Gresik President: expects 2009 net to grow by more than 10%
Published: 28 January 2009

PT Semen Gresik maintains a target for net profit to grow by more than 10% in 2009 due to a slight increase in sales and lower cost of operations despite weakening demand as a result of the global economic crisis, the company’s top executive said Tuesday.

"We will strive to maintain our bottom line for 2009 to grow by at least a double digit," Semen Gresik President Director Dwi Soetjipto told Dow Jones Newswires in an interview.

He said the company will launch some cost reduction programs and efficiency measures and maintain healthy revenue which he expects to grow by at least 5% in 2009. He didn’t offer details for the cost reduction programs that his company will do for 2009 but said that lower fuel prices could help reduce the company’s cost of operations.

To maintain steady growth over the coming years Semen Gresik also plans to make new investment during the crisis.

"2009 will be a challenging year which requires us to be more prudent, creative and disciplined," Soetjipto said.

For 2008, he believes that the company’s net profit would beat analysts estimates which average IDR2.1 trillion ($185 million), compared with the IDR1.77 trillion Semen Gresik earned in 2007.

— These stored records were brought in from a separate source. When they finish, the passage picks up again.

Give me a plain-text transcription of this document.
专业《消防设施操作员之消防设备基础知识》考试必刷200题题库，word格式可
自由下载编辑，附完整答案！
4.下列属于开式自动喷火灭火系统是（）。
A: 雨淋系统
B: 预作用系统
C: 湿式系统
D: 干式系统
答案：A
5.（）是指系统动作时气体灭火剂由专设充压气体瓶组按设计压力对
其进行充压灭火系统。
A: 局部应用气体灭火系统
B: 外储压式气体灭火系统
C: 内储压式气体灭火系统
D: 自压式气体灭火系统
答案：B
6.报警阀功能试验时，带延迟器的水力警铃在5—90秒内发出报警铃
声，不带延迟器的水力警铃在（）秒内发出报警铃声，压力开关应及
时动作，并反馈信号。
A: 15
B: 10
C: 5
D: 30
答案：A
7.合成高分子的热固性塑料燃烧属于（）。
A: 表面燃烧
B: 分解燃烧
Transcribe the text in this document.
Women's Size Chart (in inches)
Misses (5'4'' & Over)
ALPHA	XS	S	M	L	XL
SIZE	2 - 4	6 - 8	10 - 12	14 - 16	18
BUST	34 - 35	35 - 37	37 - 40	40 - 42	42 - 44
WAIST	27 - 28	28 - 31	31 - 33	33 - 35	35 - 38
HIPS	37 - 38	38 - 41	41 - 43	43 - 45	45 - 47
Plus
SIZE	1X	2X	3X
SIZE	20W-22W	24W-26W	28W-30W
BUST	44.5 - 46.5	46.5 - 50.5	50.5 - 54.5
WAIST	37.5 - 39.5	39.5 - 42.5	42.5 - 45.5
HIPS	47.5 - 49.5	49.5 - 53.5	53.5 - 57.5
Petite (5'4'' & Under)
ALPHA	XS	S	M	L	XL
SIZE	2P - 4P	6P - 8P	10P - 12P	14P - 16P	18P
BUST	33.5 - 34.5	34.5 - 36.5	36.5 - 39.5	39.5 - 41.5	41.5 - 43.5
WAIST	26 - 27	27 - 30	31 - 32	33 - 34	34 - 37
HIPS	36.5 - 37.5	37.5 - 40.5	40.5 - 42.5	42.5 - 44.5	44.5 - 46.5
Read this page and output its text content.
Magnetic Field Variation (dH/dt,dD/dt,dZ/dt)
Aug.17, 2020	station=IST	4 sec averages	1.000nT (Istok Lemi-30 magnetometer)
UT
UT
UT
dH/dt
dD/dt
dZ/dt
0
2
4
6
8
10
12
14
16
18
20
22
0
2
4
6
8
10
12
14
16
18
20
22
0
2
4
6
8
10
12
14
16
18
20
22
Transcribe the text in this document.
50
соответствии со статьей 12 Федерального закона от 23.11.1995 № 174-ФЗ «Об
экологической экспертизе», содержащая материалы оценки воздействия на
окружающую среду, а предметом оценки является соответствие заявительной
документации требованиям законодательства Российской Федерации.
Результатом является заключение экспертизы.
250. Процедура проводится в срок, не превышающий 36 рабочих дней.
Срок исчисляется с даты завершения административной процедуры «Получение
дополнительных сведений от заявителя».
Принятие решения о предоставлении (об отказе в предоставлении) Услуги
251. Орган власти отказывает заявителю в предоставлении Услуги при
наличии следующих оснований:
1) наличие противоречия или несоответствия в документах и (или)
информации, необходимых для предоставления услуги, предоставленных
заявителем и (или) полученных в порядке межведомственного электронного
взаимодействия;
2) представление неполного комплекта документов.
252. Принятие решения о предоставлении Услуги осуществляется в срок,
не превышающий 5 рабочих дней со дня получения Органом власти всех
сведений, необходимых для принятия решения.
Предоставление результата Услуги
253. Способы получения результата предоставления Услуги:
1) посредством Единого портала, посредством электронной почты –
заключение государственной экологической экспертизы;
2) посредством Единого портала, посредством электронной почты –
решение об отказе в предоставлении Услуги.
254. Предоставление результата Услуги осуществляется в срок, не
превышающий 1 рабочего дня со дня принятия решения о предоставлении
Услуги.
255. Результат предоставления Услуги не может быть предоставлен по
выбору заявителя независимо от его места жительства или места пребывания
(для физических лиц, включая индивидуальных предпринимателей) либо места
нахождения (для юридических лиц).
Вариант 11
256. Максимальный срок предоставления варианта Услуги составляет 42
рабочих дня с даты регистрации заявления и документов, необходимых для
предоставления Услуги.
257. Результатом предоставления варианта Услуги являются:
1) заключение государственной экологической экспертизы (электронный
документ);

As of September 30, Semen Gresik’s net profit was up 41% to IDR1.77 trillion compared with the January-to-September period a year earlier, partly due to strong revenue which was up 24% to IDR9.79 trillion over the same period.

Soetjipto said that Semen Gresik will take advantage of the market downside to expand its business by buying stakes in cement plants in the Asian region.

"At a time when people are hesitant to make new investment, Semen Gresik is mulling to acquire stakes in cement plants that would be able to give an added value to our customers," he said. He said that the company has asked independent advisers to study the possibility. He didn’t explain how the company would finance the acquisition but said that given its low debt-to-equity ratio - which stood at 0.3 as of Sept. 30 - it could seek bank loans.

"The best time to invest is in the crisis time," Soetjipto said. He said the company should be able to benefit from the new investment when the global economy recovers.